В век папарацци, когда фотограф превратился в охотника на знаменитостей, Аведон культивировал взаимное уважение портретиста и модели. Они встречаются на равных. Достоинство уверенного в своем искусстве маэстро придает снимкам Аведона старинное, почти забытое очарование. Это - парадные портреты в лучших традициях. Художник не приукрашивает модель, не прячет ее недостатков, но он всегда относится к ней с величайшей серьезностью и пониманием.
Модели Аведона часто смотрят прямо перед собой, но они глядят не на зрителя, а мимо него. Так, лицо старого Эйзенхауэра незаметно растворяется в белом фоне. Остаются одни глаза, в которых отражается прозрачный свет - уже потустороннего происхождения.

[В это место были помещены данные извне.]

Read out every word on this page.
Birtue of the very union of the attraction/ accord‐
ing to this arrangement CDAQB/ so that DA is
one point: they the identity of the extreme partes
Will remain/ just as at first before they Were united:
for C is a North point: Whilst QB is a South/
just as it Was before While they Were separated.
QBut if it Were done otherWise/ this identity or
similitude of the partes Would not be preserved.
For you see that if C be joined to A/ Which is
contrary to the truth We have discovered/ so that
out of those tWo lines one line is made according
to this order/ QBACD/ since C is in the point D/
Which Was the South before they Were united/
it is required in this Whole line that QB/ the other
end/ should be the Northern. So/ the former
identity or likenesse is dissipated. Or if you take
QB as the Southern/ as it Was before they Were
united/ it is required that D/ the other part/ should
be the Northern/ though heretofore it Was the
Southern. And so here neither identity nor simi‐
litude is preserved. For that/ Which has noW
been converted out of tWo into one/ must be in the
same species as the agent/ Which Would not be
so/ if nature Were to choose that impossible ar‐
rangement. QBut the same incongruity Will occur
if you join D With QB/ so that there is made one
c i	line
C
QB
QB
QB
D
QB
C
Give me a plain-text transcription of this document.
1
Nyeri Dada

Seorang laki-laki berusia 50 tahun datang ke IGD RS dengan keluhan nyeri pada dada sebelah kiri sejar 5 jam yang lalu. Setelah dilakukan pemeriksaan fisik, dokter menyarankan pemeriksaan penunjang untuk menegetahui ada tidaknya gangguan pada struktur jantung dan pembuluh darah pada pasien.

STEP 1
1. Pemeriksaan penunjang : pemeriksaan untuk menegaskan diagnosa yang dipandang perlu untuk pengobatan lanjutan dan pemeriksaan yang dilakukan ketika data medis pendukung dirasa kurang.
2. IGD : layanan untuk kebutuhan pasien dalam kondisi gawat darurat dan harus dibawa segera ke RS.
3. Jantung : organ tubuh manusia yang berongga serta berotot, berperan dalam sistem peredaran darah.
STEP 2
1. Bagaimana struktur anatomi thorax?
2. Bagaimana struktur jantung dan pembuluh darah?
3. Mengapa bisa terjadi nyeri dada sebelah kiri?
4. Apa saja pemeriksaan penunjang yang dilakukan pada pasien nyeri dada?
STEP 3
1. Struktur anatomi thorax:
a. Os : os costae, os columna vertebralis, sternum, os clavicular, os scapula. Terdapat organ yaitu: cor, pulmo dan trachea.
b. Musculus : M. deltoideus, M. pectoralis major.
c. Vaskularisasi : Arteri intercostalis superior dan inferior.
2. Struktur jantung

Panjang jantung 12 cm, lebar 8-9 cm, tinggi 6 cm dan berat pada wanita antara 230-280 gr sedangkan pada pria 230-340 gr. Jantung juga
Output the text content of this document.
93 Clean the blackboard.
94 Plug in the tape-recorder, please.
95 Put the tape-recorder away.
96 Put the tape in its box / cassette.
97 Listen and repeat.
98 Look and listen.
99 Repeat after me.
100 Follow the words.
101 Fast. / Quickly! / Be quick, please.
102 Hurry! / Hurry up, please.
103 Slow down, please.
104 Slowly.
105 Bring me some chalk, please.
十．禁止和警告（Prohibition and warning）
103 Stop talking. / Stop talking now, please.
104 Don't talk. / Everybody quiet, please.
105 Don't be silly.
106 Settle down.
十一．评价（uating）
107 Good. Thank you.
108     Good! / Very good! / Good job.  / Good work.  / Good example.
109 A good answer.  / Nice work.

Все портреты Аведона отличает общая черта - интенсивность изображения. Это не слишком понятное, но безошибочное свойство художественного произведения легче ощутить, чем описать. Персонажи Аведона электризуют воздух. Присутствие этих людей настолько очевидно, что с ними трудно делить пространство. Они способны выжить зрителя из комнаты. Поэтому я, даже если бы у меня хватило денег, никогда бы не повесил работу Аведона дома. В гости прийти - другое дело.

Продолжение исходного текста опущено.